We have an ongoing balance sheet (metaphorically speaking) of benefits and costs of this life, and without a doubt, we are clearly in the black in terms of what this has cost Jack and us and what we all have gained. Going back and getting a tour of the High school he would attend, showed a growing deficit should we continue beyond high school. The reality is that Jack is incredibly bright, and not only would we be unable to intellectually and creatively challenge him sufficiently to prepare him for college, but we could never provide him with the resources of that the high school we visited.
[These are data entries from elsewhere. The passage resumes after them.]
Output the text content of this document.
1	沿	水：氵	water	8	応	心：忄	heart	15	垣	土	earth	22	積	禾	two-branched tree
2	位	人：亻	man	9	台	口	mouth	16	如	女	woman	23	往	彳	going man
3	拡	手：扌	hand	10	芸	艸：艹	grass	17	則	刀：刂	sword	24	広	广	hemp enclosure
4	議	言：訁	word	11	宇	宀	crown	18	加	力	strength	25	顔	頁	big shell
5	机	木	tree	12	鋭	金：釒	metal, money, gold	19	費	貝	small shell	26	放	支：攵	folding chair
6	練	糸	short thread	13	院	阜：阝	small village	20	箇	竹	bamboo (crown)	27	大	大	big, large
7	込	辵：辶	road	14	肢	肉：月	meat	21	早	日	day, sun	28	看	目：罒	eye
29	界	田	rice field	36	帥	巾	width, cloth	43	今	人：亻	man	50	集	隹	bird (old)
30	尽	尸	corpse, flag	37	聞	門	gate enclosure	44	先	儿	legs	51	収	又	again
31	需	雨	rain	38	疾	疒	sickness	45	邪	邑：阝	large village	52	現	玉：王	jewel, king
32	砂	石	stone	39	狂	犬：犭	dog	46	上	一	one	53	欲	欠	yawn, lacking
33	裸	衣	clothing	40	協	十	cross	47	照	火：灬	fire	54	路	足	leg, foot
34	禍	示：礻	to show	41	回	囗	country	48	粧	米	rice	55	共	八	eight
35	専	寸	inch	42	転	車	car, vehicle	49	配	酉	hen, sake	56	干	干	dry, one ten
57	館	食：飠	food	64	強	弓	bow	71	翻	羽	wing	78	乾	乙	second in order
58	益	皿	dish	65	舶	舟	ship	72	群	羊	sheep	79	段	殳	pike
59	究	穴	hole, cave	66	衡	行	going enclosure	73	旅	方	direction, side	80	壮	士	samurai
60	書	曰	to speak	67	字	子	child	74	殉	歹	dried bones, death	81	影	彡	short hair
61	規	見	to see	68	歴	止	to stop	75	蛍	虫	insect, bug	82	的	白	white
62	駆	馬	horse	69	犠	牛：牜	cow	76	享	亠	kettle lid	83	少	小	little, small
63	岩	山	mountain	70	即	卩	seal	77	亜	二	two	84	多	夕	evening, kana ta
The final consideration that we are grappling with is that we would like for him to have the daily relationships with his high school buds that are unique to that life, including the dances, the football and sporting games, and the clubs that we just can’t arrange in this life. Don’t get me wrong, so far it has been fantastic and the relationships he made last year are ongoing. He continues to facetime and text with them all. But going forward in high school, this is going to be harder to maintain.
So, back on board in Montenegro, and we have so much to blog about next week or month – depending on when I get to it. We have new solar panels on the hard top, we changed to lithium ion batteries, we have really gotten down to business in school and we have fallen into a blissful routine of life here in Porto Montenegro.
Merry Christmas and Thanks for reading!!!